China ADRs' journey home looks complicated after equity rout
The homecoming of Chinese firms delisting in the US who are striving to list their shares on the mainland is becoming more time-consuming and complicated after the rout in equities last month.
The biggest “bull run” in the A share market, with the key Shanghai Composite index jumping as much as 150 per cent within one year between June 2014 and June 2015, has pushed up the valuation of many technology firms in Beijing.
The boom had lured as much as 25 firms listed in the US in the form of American Depositary Receipt (ADR) to go private with a total deal value exceeding USD$27 billion, and these firms are aiming to list back on the mainland for higher valuation and better liquidity, according to a note sent by HSBC to its clients.
However, this move is running into unexpected bottlenecks after the mainland equity market crashed by up to 30 per cent, prompting Beijing to suspend the approval process of initial public offerings to avoid additional pressure on the market.
“We expect the trend for Chinese ADRs homecoming will continue, but the recapitalization process will be complicated and time-consuming,” said HSBC analysts led by Roger Xie.
“There have been 25 Chinese ADRs going private so far, but the A-share sell-off and temporary freeze on IPOs cause uncertainty and the privatization process can take time.”
Chinese ADRs need to go through a lengthy privatization process usually lasting from six months to two years, HSBC said.
The equity rout has made some offer prices by Chinese ADRs look pricey. In the past two months, Chinese ADR share prices have declined during A-share sell-off. The average potential return of risk arbitrage, the go-private offer price over the current share price, is rising.
According to the HSBC, 18 recent deals’ average return has risen to 22 per cent from 11 per cent when deals were announced – meaning that US-listed Chinese firms would have to pay a bigger premium to share price if they want to go back home.
Year-to-date, ChiNext, a NASDAQ-style board of the Shenzhen Stock Exchange, is up 75 per cent. By comparison, NASDAQ’s Dragon Index, the gauge for Chinese ADRs, is only up 12 per cent during the same period.
Moreover, Chinese companies have been using VIE (Variable-Interest-Entity) to list overseas, but such a corporate structure is barred from listing on the mainland, although Shenzhen Stock Exchange said it is studying the possibility to allow VIE-structured firms to list there.
China’s government is also calling to establish a separate board at Shanghai to help high-growth start-ups. Most of these take-private companies are in the internet, media, telecom and healthcare sectors.

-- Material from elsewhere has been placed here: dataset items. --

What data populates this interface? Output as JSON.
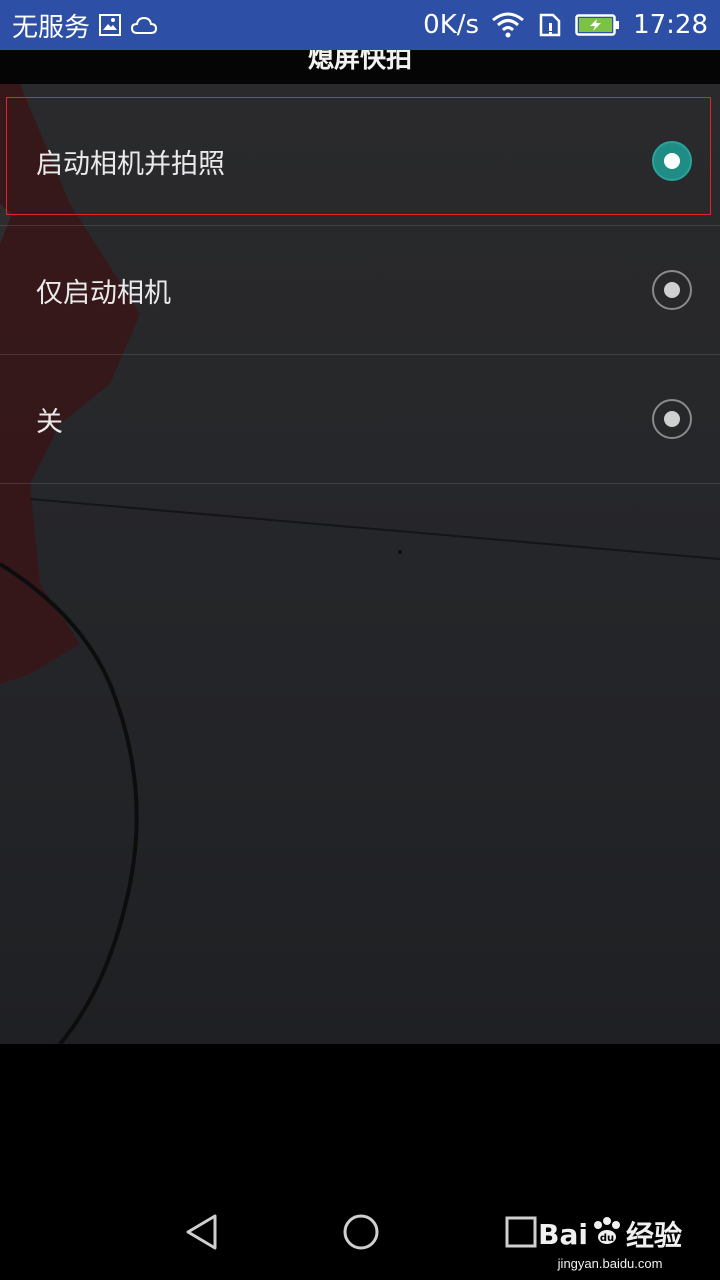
{
  "status_bar": {
    "carrier": "无服务",
    "speed": "0K/s",
    "time": "17:28",
    "icons": [
      "image-notification-icon",
      "cloud-icon",
      "wifi-icon",
      "sim-card-icon",
      "battery-charging-icon"
    ],
    "background": "#2d4fa6"
  },
  "header": {
    "title": "熄屏快拍"
  },
  "options": [
    {
      "label": "启动相机并拍照",
      "selected": true
    },
    {
      "label": "仅启动相机",
      "selected": false
    },
    {
      "label": "关",
      "selected": false
    }
  ],
  "colors": {
    "accent": "#1f8c86",
    "highlight_border": "#e0262a"
  },
  "nav": {
    "icons": [
      "back-icon",
      "home-icon",
      "recents-icon"
    ]
  },
  "watermark": {
    "brand": "Bai",
    "brand2": "经验",
    "url": "jingyan.baidu.com"
  }
}
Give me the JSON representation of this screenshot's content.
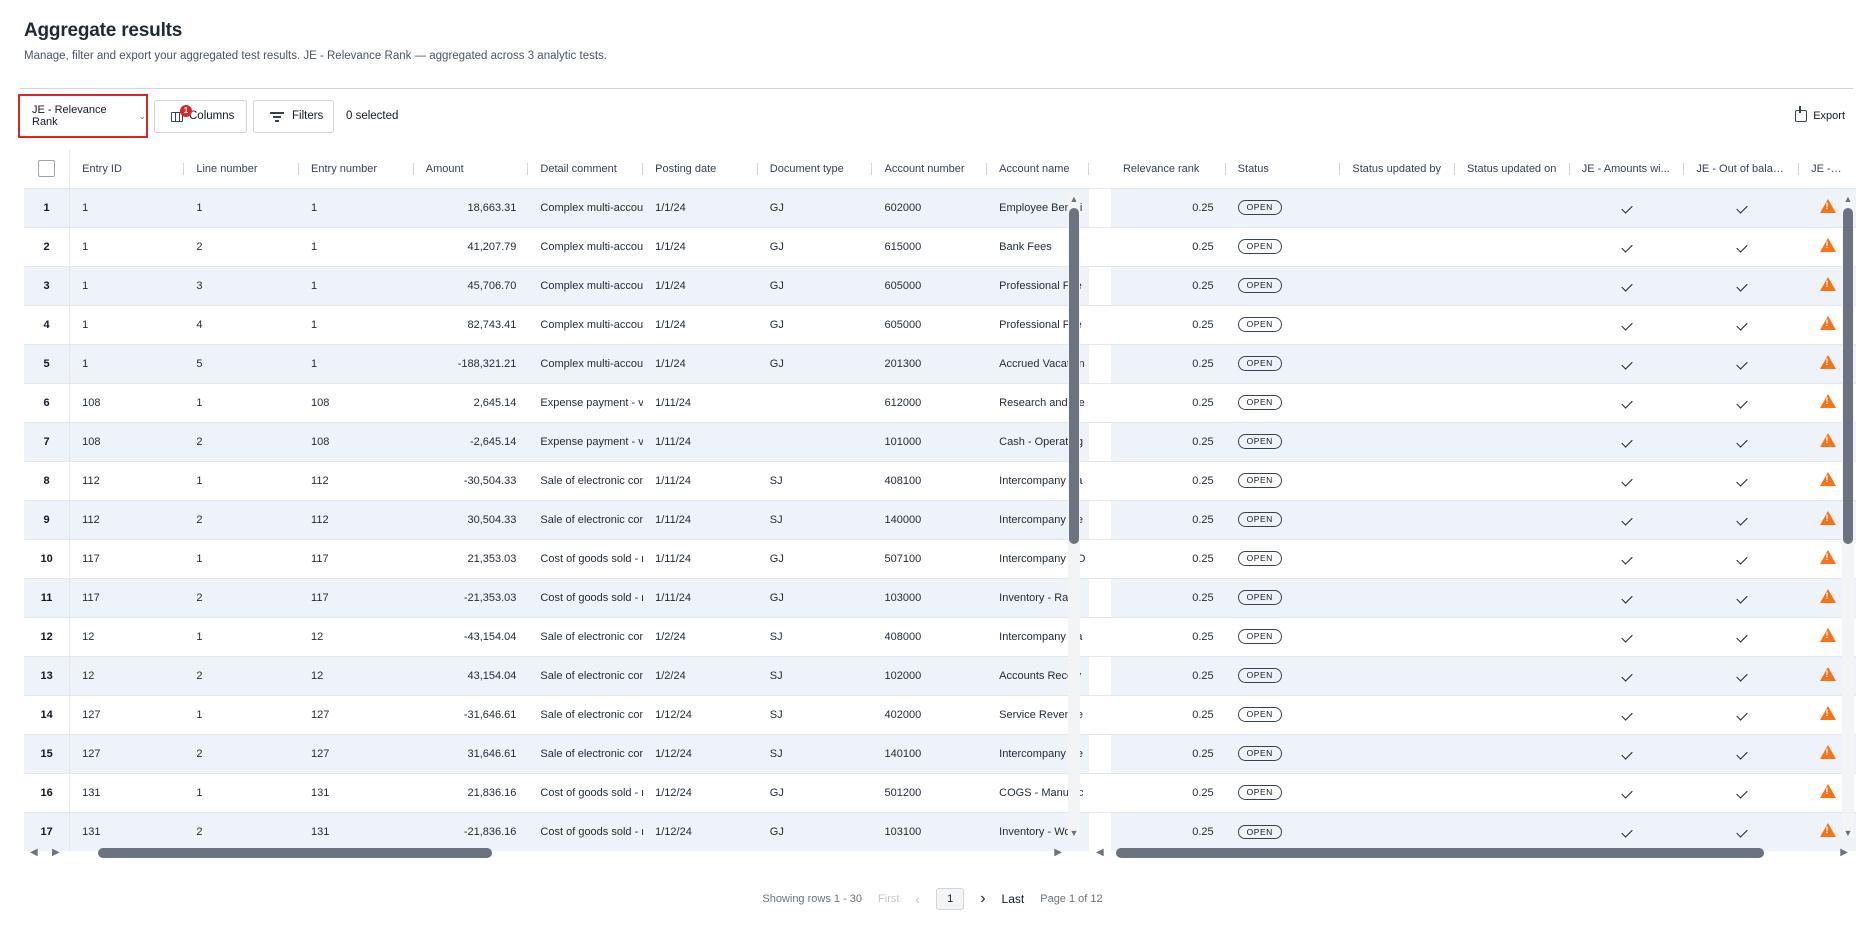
{
  "header": {
    "title": "Aggregate results",
    "subtitle": "Manage, filter and export your aggregated test results. JE - Relevance Rank — aggregated across 3 analytic tests."
  },
  "toolbar": {
    "view_select": "JE - Relevance Rank",
    "columns_label": "Columns",
    "columns_badge": "1",
    "filters_label": "Filters",
    "selected_count": "0 selected",
    "export_label": "Export"
  },
  "columns": [
    "Entry ID",
    "Line number",
    "Entry number",
    "Amount",
    "Detail comment",
    "Posting date",
    "Document type",
    "Account number",
    "Account name",
    "Relevance rank",
    "Status",
    "Status updated by",
    "Status updated on",
    "JE - Amounts wi...",
    "JE - Out of balan...",
    "JE - Key Users"
  ],
  "rows": [
    {
      "n": "1",
      "entry_id": "1",
      "line": "1",
      "entry_no": "1",
      "amount": "18,663.31",
      "comment": "Complex multi-accou",
      "date": "1/1/24",
      "doc": "GJ",
      "acct": "602000",
      "acct_name": "Employee Benefi",
      "rank": "0.25",
      "status": "OPEN"
    },
    {
      "n": "2",
      "entry_id": "1",
      "line": "2",
      "entry_no": "1",
      "amount": "41,207.79",
      "comment": "Complex multi-accou",
      "date": "1/1/24",
      "doc": "GJ",
      "acct": "615000",
      "acct_name": "Bank Fees",
      "rank": "0.25",
      "status": "OPEN"
    },
    {
      "n": "3",
      "entry_id": "1",
      "line": "3",
      "entry_no": "1",
      "amount": "45,706.70",
      "comment": "Complex multi-accou",
      "date": "1/1/24",
      "doc": "GJ",
      "acct": "605000",
      "acct_name": "Professional Fee",
      "rank": "0.25",
      "status": "OPEN"
    },
    {
      "n": "4",
      "entry_id": "1",
      "line": "4",
      "entry_no": "1",
      "amount": "82,743.41",
      "comment": "Complex multi-accou",
      "date": "1/1/24",
      "doc": "GJ",
      "acct": "605000",
      "acct_name": "Professional Fee",
      "rank": "0.25",
      "status": "OPEN"
    },
    {
      "n": "5",
      "entry_id": "1",
      "line": "5",
      "entry_no": "1",
      "amount": "-188,321.21",
      "comment": "Complex multi-accou",
      "date": "1/1/24",
      "doc": "GJ",
      "acct": "201300",
      "acct_name": "Accrued Vacation",
      "rank": "0.25",
      "status": "OPEN"
    },
    {
      "n": "6",
      "entry_id": "108",
      "line": "1",
      "entry_no": "108",
      "amount": "2,645.14",
      "comment": "Expense payment - ve",
      "date": "1/11/24",
      "doc": "",
      "acct": "612000",
      "acct_name": "Research and De",
      "rank": "0.25",
      "status": "OPEN"
    },
    {
      "n": "7",
      "entry_id": "108",
      "line": "2",
      "entry_no": "108",
      "amount": "-2,645.14",
      "comment": "Expense payment - ve",
      "date": "1/11/24",
      "doc": "",
      "acct": "101000",
      "acct_name": "Cash - Operating",
      "rank": "0.25",
      "status": "OPEN"
    },
    {
      "n": "8",
      "entry_id": "112",
      "line": "1",
      "entry_no": "112",
      "amount": "-30,504.33",
      "comment": "Sale of electronic con",
      "date": "1/11/24",
      "doc": "SJ",
      "acct": "408100",
      "acct_name": "Intercompany Sa",
      "rank": "0.25",
      "status": "OPEN"
    },
    {
      "n": "9",
      "entry_id": "112",
      "line": "2",
      "entry_no": "112",
      "amount": "30,504.33",
      "comment": "Sale of electronic con",
      "date": "1/11/24",
      "doc": "SJ",
      "acct": "140000",
      "acct_name": "Intercompany Re",
      "rank": "0.25",
      "status": "OPEN"
    },
    {
      "n": "10",
      "entry_id": "117",
      "line": "1",
      "entry_no": "117",
      "amount": "21,353.03",
      "comment": "Cost of goods sold - r",
      "date": "1/11/24",
      "doc": "GJ",
      "acct": "507100",
      "acct_name": "Intercompany CO",
      "rank": "0.25",
      "status": "OPEN"
    },
    {
      "n": "11",
      "entry_id": "117",
      "line": "2",
      "entry_no": "117",
      "amount": "-21,353.03",
      "comment": "Cost of goods sold - r",
      "date": "1/11/24",
      "doc": "GJ",
      "acct": "103000",
      "acct_name": "Inventory - Raw",
      "rank": "0.25",
      "status": "OPEN"
    },
    {
      "n": "12",
      "entry_id": "12",
      "line": "1",
      "entry_no": "12",
      "amount": "-43,154.04",
      "comment": "Sale of electronic con",
      "date": "1/2/24",
      "doc": "SJ",
      "acct": "408000",
      "acct_name": "Intercompany Sa",
      "rank": "0.25",
      "status": "OPEN"
    },
    {
      "n": "13",
      "entry_id": "12",
      "line": "2",
      "entry_no": "12",
      "amount": "43,154.04",
      "comment": "Sale of electronic con",
      "date": "1/2/24",
      "doc": "SJ",
      "acct": "102000",
      "acct_name": "Accounts Receiv",
      "rank": "0.25",
      "status": "OPEN"
    },
    {
      "n": "14",
      "entry_id": "127",
      "line": "1",
      "entry_no": "127",
      "amount": "-31,646.61",
      "comment": "Sale of electronic con",
      "date": "1/12/24",
      "doc": "SJ",
      "acct": "402000",
      "acct_name": "Service Revenue",
      "rank": "0.25",
      "status": "OPEN"
    },
    {
      "n": "15",
      "entry_id": "127",
      "line": "2",
      "entry_no": "127",
      "amount": "31,646.61",
      "comment": "Sale of electronic con",
      "date": "1/12/24",
      "doc": "SJ",
      "acct": "140100",
      "acct_name": "Intercompany Re",
      "rank": "0.25",
      "status": "OPEN"
    },
    {
      "n": "16",
      "entry_id": "131",
      "line": "1",
      "entry_no": "131",
      "amount": "21,836.16",
      "comment": "Cost of goods sold - r",
      "date": "1/12/24",
      "doc": "GJ",
      "acct": "501200",
      "acct_name": "COGS - Manufac",
      "rank": "0.25",
      "status": "OPEN"
    },
    {
      "n": "17",
      "entry_id": "131",
      "line": "2",
      "entry_no": "131",
      "amount": "-21,836.16",
      "comment": "Cost of goods sold - r",
      "date": "1/12/24",
      "doc": "GJ",
      "acct": "103100",
      "acct_name": "Inventory - Work",
      "rank": "0.25",
      "status": "OPEN"
    }
  ],
  "pagination": {
    "showing": "Showing rows 1 - 30",
    "first": "First",
    "current": "1",
    "last": "Last",
    "page_of": "Page 1 of 12"
  }
}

“There is a possibility in our view that during the A-share IPO freeze, China’s over-the-counter board, the National Equity Exchange and Quotation (NEEQ), could become one of the alternative listing bourses. Listing requirements on NEEQ are less strict for start-ups. But NEEQ corresponding index and turnover have also dropped 40 per cent and 65 per cent from the peak respectively in past few months,” HSBC noted.